Abstract

JPEG-domain enhancement improves the visual quality of JPEG images by directly manipulating the decoded DCT (discrete cosine transform) coefficients, which inevitably leads to mixed compression and enhancement artifacts. Existing forensic methods that merely consider JPEG artifacts are unsuitable to address such mixed artifacts and hence suffer a considerable performance decline in compression parameter estimation and lack the ability to estimate the enhancement parameter. This work attempts to explore the characterization of the mixed artifacts, and to further estimate both the enhancement and compression parameters of JPEG-domain enhanced images. First, a statistical likelihood function is proposed to characterize the periodicity of DCT coefficients, which can measure how well an enhanced image is de-enhanced back to its JPEG compressed version given the compression and enhancement parameters. The proposed likelihood function reaches its maximum if the parameters match their true values. Then, a forensic method of enhancement detection and parameter estimation is developed based on the proposed likelihood function for two kinds of classical JPEG-domain enhancement.
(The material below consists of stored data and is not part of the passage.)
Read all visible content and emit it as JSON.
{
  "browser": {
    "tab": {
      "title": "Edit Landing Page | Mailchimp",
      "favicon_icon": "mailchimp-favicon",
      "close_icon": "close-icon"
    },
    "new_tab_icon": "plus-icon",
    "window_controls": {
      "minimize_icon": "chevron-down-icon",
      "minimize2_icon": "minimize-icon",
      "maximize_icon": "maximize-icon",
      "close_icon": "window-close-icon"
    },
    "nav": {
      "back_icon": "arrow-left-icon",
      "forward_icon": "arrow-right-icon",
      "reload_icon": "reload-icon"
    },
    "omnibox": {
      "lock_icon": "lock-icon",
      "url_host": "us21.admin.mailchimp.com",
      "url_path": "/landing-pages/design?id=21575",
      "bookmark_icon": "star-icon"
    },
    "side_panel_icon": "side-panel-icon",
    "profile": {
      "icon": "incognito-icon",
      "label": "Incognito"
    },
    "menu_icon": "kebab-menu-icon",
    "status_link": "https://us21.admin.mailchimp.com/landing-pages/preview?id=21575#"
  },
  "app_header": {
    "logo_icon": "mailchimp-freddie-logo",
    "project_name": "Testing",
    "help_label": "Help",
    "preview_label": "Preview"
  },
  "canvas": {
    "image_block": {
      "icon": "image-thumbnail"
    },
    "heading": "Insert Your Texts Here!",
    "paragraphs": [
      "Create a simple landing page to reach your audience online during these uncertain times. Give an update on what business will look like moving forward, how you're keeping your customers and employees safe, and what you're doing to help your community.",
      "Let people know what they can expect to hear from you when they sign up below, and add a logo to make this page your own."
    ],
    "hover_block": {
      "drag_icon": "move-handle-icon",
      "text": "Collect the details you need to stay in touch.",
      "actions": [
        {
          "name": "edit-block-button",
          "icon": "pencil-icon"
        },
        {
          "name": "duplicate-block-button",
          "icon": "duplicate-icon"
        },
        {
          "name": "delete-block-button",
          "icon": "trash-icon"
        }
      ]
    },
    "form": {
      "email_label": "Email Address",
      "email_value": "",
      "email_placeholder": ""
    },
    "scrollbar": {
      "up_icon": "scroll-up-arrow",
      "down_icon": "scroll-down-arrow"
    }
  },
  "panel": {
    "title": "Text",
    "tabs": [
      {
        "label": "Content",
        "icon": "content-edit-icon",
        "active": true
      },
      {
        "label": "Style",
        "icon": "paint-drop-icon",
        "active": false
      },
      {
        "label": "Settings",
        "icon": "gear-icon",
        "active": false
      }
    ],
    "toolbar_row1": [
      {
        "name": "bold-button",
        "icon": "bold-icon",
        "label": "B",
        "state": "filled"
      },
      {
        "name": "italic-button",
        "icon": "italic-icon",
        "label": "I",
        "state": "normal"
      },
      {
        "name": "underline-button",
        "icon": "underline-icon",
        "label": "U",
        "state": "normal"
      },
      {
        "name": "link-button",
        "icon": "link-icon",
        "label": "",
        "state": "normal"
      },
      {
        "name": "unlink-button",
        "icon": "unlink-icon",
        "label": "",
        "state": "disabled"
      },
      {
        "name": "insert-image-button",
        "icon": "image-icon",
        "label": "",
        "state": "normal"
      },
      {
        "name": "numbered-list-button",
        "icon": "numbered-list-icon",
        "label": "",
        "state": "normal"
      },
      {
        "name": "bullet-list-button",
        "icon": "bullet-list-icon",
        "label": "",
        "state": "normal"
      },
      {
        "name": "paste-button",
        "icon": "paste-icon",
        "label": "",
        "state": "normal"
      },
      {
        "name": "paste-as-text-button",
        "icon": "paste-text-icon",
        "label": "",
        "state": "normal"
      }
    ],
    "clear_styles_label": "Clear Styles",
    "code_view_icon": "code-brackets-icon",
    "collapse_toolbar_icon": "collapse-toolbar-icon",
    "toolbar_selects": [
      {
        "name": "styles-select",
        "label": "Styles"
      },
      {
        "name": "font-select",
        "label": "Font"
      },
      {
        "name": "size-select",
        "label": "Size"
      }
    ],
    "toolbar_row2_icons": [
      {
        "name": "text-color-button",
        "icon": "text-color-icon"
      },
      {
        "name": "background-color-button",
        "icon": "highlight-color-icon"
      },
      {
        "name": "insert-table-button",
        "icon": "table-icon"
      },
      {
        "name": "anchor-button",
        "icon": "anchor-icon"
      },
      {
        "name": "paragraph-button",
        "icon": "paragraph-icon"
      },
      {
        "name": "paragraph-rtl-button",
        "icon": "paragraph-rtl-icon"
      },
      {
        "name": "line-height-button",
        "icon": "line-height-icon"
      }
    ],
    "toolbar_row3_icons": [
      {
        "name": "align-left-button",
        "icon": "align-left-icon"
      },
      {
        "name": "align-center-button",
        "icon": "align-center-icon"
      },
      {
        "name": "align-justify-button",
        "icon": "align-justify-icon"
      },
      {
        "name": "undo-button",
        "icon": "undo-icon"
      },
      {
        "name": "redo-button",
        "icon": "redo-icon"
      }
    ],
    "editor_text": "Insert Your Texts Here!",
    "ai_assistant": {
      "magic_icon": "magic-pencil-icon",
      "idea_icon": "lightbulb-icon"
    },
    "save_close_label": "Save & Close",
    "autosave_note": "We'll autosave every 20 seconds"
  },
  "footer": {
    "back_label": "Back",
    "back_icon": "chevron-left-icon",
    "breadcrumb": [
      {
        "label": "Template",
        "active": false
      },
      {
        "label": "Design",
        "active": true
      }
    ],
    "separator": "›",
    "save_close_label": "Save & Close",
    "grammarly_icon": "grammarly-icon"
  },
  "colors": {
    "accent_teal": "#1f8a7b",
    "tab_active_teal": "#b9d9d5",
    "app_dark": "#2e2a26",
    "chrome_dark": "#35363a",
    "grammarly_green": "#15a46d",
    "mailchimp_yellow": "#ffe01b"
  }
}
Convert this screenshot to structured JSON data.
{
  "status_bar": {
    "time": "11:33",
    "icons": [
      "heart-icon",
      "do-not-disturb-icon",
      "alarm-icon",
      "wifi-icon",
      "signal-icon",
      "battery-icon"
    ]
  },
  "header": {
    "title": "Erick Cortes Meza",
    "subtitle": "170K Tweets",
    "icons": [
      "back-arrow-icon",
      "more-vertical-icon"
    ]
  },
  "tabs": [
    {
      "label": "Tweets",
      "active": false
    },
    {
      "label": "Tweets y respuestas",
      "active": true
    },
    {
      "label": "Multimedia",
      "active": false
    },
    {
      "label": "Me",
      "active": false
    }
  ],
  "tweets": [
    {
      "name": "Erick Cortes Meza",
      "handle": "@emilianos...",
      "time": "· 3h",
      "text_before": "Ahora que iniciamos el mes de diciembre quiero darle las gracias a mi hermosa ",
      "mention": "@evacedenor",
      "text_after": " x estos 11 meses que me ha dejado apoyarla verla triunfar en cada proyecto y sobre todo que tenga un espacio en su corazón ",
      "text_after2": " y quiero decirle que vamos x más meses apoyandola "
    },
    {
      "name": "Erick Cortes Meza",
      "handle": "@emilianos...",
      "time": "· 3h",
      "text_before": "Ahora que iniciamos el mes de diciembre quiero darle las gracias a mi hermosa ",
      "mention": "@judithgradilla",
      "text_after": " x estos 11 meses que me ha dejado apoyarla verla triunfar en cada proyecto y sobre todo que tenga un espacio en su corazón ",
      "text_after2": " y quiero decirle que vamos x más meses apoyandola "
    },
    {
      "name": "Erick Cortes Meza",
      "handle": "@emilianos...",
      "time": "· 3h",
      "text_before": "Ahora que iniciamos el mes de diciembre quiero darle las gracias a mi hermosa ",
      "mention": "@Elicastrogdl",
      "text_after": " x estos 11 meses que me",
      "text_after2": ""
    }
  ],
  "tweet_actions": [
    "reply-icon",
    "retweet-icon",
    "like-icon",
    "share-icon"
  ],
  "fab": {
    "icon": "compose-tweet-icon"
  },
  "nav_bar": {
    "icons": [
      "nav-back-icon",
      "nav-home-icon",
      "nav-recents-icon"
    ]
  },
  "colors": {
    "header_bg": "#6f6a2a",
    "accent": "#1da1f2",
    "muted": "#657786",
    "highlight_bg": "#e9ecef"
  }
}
Specifically, JPEG-domain enhanced images are detected by thresholding a scalar feature computed upon the likelihoods, and the enhancement and compression parameters are estimated by locating the maximal likelihood. In addition, mathematical proof of the de-enhancement feasibility is provided. Experimental results demonstrate that the proposed method outperforms the compared methods in both enhancement detection and parameter estimation.